Sam Morrison’s review published on Letterboxd:
Children are our future. This adage has been pounded into our brains since the beginning of time. But that's rather simplistic and concise. They are our past, present, future, potential, mentors. They are everything.
It's no more clear than the moments we see the adults struggling, caught in the throes of conflict, their pride and selfishness leading all actions. Ofelia's step father serves as the nadir of all humankind, wiping out his fellow man for the littlest of reasoning.
Ofelia is introduced to true suffering, seeing the broken state of those around her. Yet she continues to hold onto her beloved stories, believing in the wonderment of magic and fantasy creatures who will provide an escape of sorts. They teach some of the most important lessons of all: how to care for those you love.
Apologies to those who aren't religious, but it says in the Bible that "whoever takes the lowly position of a child is the greatest in the kingdom of heaven." I like to believe Guillermo del Toro took inspiration from that here.

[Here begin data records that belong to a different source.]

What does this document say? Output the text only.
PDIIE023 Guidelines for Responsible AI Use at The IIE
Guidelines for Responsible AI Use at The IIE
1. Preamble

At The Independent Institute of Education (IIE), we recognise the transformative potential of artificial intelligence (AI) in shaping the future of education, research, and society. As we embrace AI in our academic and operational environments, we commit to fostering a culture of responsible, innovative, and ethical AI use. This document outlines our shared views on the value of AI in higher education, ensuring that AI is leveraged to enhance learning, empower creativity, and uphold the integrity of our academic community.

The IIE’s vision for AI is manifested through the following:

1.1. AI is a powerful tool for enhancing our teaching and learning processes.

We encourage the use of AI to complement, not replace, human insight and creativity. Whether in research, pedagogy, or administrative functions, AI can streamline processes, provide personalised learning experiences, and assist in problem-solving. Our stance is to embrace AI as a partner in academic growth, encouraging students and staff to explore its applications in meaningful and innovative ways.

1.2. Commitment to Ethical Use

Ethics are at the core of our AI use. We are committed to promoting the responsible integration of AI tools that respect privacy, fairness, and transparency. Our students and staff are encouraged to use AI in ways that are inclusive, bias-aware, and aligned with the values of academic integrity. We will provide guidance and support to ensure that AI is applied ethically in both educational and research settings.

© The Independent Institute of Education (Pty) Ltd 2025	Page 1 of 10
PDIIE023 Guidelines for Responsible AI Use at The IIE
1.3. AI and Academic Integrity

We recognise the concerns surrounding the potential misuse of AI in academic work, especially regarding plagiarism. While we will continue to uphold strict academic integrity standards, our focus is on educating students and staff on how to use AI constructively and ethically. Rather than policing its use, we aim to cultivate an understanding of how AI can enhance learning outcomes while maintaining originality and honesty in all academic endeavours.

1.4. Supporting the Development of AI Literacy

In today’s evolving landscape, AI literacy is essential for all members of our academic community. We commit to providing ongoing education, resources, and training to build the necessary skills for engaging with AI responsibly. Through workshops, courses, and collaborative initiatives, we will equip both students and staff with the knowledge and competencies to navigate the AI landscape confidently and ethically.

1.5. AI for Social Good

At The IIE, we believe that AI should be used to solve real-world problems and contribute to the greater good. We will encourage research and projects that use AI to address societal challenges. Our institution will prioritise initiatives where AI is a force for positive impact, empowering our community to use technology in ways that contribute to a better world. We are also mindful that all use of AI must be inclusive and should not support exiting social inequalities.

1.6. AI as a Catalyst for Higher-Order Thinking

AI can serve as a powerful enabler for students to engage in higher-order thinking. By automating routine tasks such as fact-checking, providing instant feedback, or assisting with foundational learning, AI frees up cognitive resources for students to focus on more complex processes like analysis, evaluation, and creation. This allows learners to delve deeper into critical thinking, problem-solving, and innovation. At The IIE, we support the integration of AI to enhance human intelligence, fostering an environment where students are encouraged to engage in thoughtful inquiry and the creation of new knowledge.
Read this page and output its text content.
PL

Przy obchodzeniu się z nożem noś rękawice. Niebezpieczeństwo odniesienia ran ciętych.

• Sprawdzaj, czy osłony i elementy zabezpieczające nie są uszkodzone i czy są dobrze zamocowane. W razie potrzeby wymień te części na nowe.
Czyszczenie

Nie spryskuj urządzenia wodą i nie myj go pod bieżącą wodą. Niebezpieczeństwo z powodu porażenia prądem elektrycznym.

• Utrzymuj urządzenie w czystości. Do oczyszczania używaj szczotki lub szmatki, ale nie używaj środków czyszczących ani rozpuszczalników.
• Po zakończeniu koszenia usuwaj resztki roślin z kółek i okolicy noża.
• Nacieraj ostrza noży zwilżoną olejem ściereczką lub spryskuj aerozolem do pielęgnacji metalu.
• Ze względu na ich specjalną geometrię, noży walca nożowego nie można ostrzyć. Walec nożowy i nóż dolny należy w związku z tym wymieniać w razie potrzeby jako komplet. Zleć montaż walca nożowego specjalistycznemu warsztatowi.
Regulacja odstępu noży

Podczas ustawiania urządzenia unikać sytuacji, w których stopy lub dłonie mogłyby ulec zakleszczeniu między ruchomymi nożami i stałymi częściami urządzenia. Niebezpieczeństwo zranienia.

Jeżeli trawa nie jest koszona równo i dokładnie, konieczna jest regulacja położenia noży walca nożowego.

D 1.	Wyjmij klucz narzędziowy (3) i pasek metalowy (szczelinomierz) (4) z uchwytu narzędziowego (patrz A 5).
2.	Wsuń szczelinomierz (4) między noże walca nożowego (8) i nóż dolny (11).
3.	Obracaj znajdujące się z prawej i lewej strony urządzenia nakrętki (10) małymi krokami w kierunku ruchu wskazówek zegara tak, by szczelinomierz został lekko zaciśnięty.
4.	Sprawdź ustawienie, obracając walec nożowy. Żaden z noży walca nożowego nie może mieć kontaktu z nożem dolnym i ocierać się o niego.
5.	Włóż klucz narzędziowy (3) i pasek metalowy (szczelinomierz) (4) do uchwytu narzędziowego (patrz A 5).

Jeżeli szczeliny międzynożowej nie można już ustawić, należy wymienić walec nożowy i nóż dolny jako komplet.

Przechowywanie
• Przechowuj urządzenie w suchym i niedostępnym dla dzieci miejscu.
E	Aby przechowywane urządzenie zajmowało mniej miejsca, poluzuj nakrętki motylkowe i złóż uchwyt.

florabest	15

Even if not, he understands that a child's innocence, compassion, wonder and creativity outshine anything in life. It can beat any hatred or oppression that stands in their way. That's why I try to hold onto some of my own childlike qualities to this day, like being goofy and getting excited over silly things. Staying creative. Loving those around me unconditionally. I hope that some of you out there are doing the same, because we need that, now more than ever.